Phone calls aside, the only human contact I had on my ten-day Somme battlefield tour was with the lady who ran the bed and breakfast establishment. My bed was on the upper storey of a disused light railway station in a clearing in a beech wood. Madame lived with her husband in a modern bungalow 100 yards down the line, but came along each morning to cook my bacon and eggs. The greater part of her clientele consists of British Great War buffs. But Covid-19 had kept them away and I had the breakfast table, the old station and indeed the Somme battlefield entirely to myself.
The dining room was once the waiting room. In here the walls were decorated with trench maps and other Great War memorabilia, including a tribute to Captain Billie Nevill of the 8th Battalion East Surrey Regiment, who famously led his men over the top on 1 July 1916 by drop-kicking a football into no man’s land. He’d written on the football: ‘The great European Cup-Tie final, East Surreys v Bavarians.’ Displayed on a stand was a punctured leather replica of this celebrated football.
After a careful study of the trench maps, one day I went and found the spot from which Captain Nevill had punted his football. Then I followed his path between the British and German front line trenches. The distance was about the same as three football pitches laid end to end. History records that the East Surreys gamely chased the football up the long uphill slope but were scythed down by a German machine gun on the left wing. Captain Nevill reached the German wire and was about to chuck a hand grenade when a late tackle in the form of a bullet to the head ended the match for him. Every morning he looked levelly out from his framed portrait and watched me eat my bacon and eggs off a plate decorated with a design of red poppies. The tablecloth was a pattern of red poppies. Madame invariably served breakfast wearing a diaphanous shawl hand-embroidered with poppies.
While I ate and Captain Nevill coolly watched, Madame liked to practise her English on me. Her theme always was how hard she had to work and how underappreciated she was. She would give me selected quotes from her frequent appeals to her husband’s better nature. One such was: ‘But Raymond, I am a delicate flower. I am old. I am thin. I am tired. I cannot go on like this.’
In wintertime he makes her go into the wood to gather firewood. ‘But Raymond I am an old lady. I cannot carry such weights. I fear I will injure my back.’ Last Christmas, however, he was moved to pity and bought her a little four-wheeled cart with a pulling handle. Sometimes I would see her in the distance harnessed to this cart and plodding tiredly towards her next insuperable task.
Above the dining-room door was a framed ceramic poppy. Hand-painted poppies trailed across my bedroom wall.

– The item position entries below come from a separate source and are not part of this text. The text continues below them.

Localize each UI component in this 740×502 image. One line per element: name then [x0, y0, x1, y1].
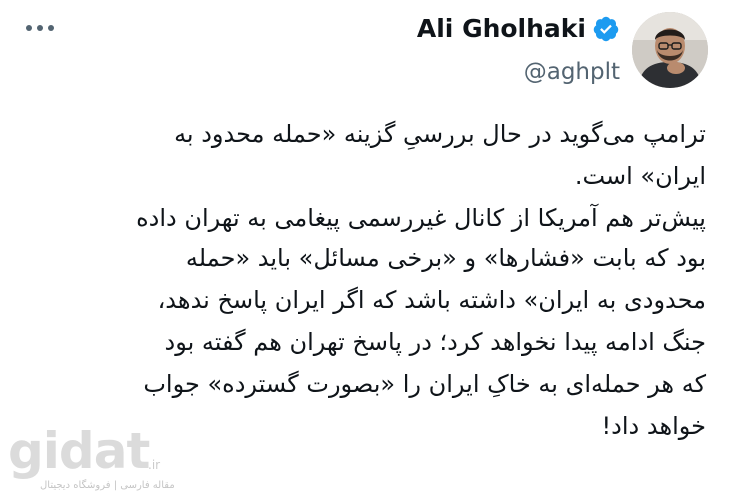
- author-info[interactable]: Ali Gholhaki @aghplt: [417, 14, 620, 85]
- more-dot-icon: [37, 25, 43, 31]
- author-display-name[interactable]: Ali Gholhaki: [417, 14, 586, 43]
- author-handle[interactable]: @aghplt: [417, 59, 620, 85]
- more-options-button[interactable]: [26, 18, 54, 38]
- avatar-image: [632, 12, 708, 88]
- more-dot-icon: [48, 25, 54, 31]
- tweet-text-line: جنگ ادامه پیدا نخواهد کرد؛ در پاسخ تهران…: [164, 328, 706, 356]
- tweet-text-line: بود که بابت «فشارها» و «برخی مسائل» باید…: [185, 244, 706, 272]
- watermark-tagline: مقاله فارسی | فروشگاه دیجیتال: [40, 480, 175, 491]
- tweet-header: Ali Gholhaki @aghplt: [0, 0, 740, 100]
- author-avatar[interactable]: [632, 12, 708, 88]
- tweet-body: ترامپ می‌گوید در حال بررسیِ گزینه «حمله …: [0, 118, 740, 442]
- tweet-text-line: پیش‌تر هم آمریکا از کانال غیررسمی پیغامی…: [136, 204, 706, 232]
- watermark-logo: gidat .ir مقاله فارسی | فروشگاه دیجیتال: [8, 422, 175, 498]
- tweet-text-line: ایران» است.: [574, 162, 706, 190]
- watermark-brand: gidat: [8, 422, 150, 480]
- more-dot-icon: [26, 25, 32, 31]
- tweet-text-line: محدودی به ایران» داشته باشد که اگر ایران…: [157, 286, 706, 314]
- verified-badge-icon: [593, 16, 619, 41]
- tweet-text-line: ترامپ می‌گوید در حال بررسیِ گزینه «حمله …: [174, 120, 706, 148]
- tweet-text-line: که هر حمله‌ای به خاکِ ایران را «بصورت گس…: [143, 370, 706, 398]
- watermark-tld: .ir: [148, 458, 161, 472]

And outside in the garden, thriving among the decorative groups of upright German Minenwerfer shells, were several clumps of real, flowering poppies. Closer inspection revealed these to be Papaver somniferum — Himalayan opium poppies — rather than the common Papaver rhoeas. Most had dropped their flowers, leaving only the distinctive pods. These were plump with the milky opiate latex that is traditionally harvested by scoring the pods with a blade in the evening, then scraping off the brown gum residue the following morning.

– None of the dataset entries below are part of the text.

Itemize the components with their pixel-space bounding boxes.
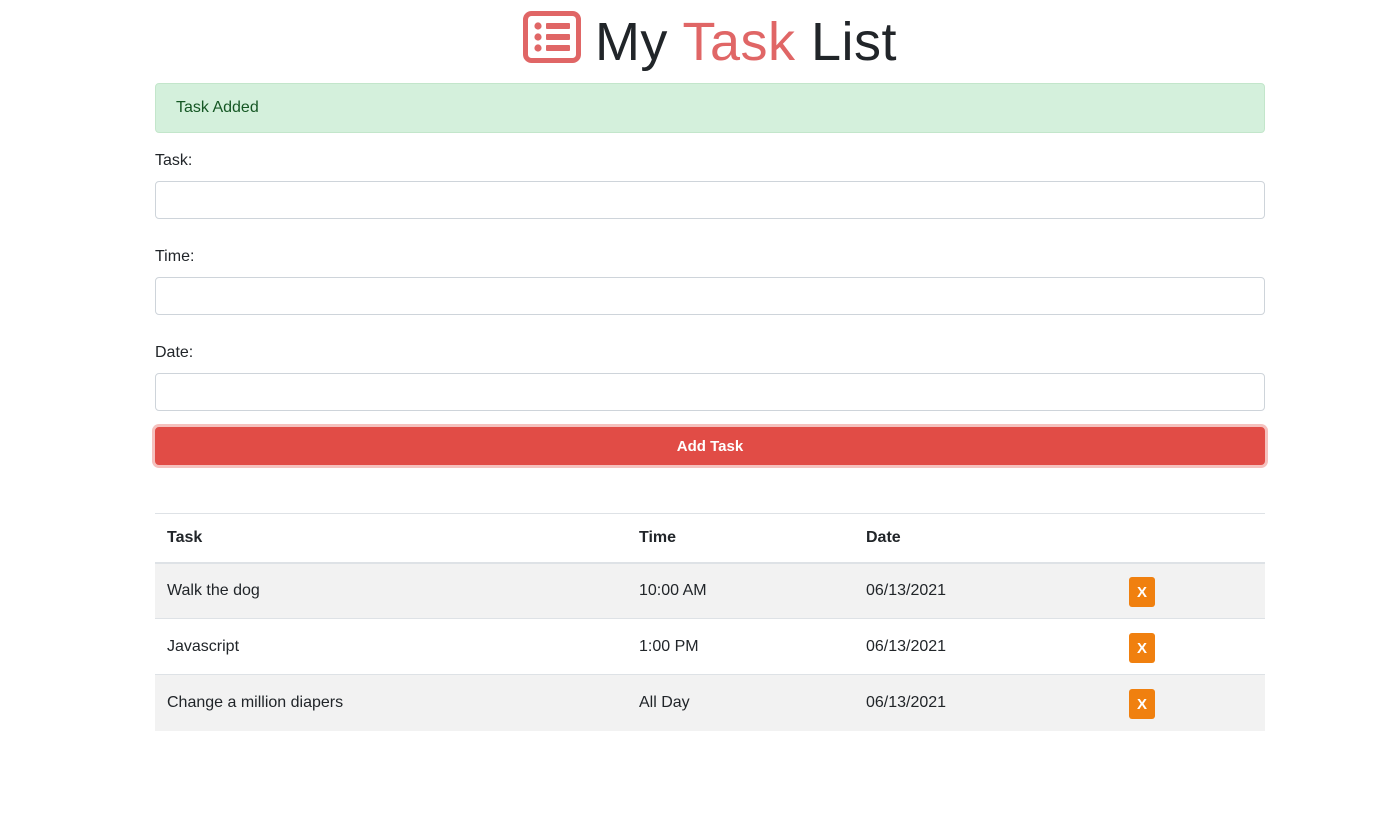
column-header-task: Task xyxy=(155,513,627,564)
task-cell: Javascript xyxy=(155,618,627,675)
task-table-body: Walk the dog 10:00 AM 06/13/2021 X Javas… xyxy=(155,562,1265,731)
date-cell: 06/13/2021 xyxy=(854,562,1117,619)
date-input[interactable] xyxy=(155,373,1265,411)
table-row: Javascript 1:00 PM 06/13/2021 X xyxy=(155,618,1265,675)
add-task-form: Task: Time: Date: Add Task xyxy=(155,151,1265,465)
alert-message: Task Added xyxy=(176,99,259,116)
add-task-button[interactable]: Add Task xyxy=(155,427,1265,465)
table-row: Change a million diapers All Day 06/13/2… xyxy=(155,674,1265,731)
date-label: Date: xyxy=(155,344,194,361)
title-my: My xyxy=(594,11,668,72)
page-title: My Task List xyxy=(595,15,897,69)
task-label: Task: xyxy=(155,152,193,169)
time-cell: 1:00 PM xyxy=(627,618,854,675)
task-table-head: Task Time Date xyxy=(155,513,1265,564)
table-row: Walk the dog 10:00 AM 06/13/2021 X xyxy=(155,562,1265,619)
delete-task-button[interactable]: X xyxy=(1129,689,1155,720)
time-cell: All Day xyxy=(627,674,854,731)
task-input[interactable] xyxy=(155,181,1265,219)
date-cell: 06/13/2021 xyxy=(854,618,1117,675)
title-list: List xyxy=(811,11,898,72)
app-container: My Task List Task Added Task: Time: Date… xyxy=(155,0,1265,731)
success-alert: Task Added xyxy=(155,83,1265,133)
actions-cell: X xyxy=(1117,618,1265,675)
task-cell: Change a million diapers xyxy=(155,674,627,731)
actions-cell: X xyxy=(1117,562,1265,619)
actions-cell: X xyxy=(1117,674,1265,731)
task-cell: Walk the dog xyxy=(155,562,627,619)
list-alt-icon xyxy=(522,10,581,63)
column-header-actions xyxy=(1117,513,1265,564)
table-header-row: Task Time Date xyxy=(155,513,1265,564)
column-header-time: Time xyxy=(627,513,854,564)
date-field-group: Date: xyxy=(155,343,1265,411)
column-header-date: Date xyxy=(854,513,1117,564)
title-task: Task xyxy=(682,11,796,72)
time-field-group: Time: xyxy=(155,247,1265,315)
delete-task-button[interactable]: X xyxy=(1129,633,1155,663)
task-field-group: Task: xyxy=(155,151,1265,219)
task-table: Task Time Date Walk the dog 10:00 AM 06/… xyxy=(155,513,1265,731)
time-cell: 10:00 AM xyxy=(627,562,854,619)
time-label: Time: xyxy=(155,248,195,265)
time-input[interactable] xyxy=(155,277,1265,315)
delete-task-button[interactable]: X xyxy=(1129,577,1155,608)
app-header: My Task List xyxy=(155,0,1265,83)
date-cell: 06/13/2021 xyxy=(854,674,1117,731)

What luck! What could be better than cycling the Somme battlefield during the day and spending the evenings relaxing with a half a teaspoon of Somme opium mixed with Madame’s homemade fig and raisin jam to ameliorate the bitter taste? I’d mislaid my pocketknife in a cemetery and Madame’s cutlery drawer contained only blunt instruments. But by dismembering my Gillette ProGlide Shield razor for men who care, I had the tool for the job.
At breakfast two mornings later, Madame was saying how she’d spent the previous evening doing cross stitch in front of the television as usual. Her husband decides what they watch on TV. She used to hate them, but over the years she has grown to like war films. About twice a year, however, she insists that they watch a particular film if Vincent Cassel is in it. Vincent Cassel is Madame’s idea of what a man should be. Because Vincent Cassel only chooses to be in intelligent films, her husband always says at the end, in spite of himself: ‘Good choice.’
While Madame was recounting all this, my eyes met Captain Nevill’s. And I might have imagined it, but I could swear that from beneath the peak of his officer’s cap the expression was several shades more humorous than it had been the day before.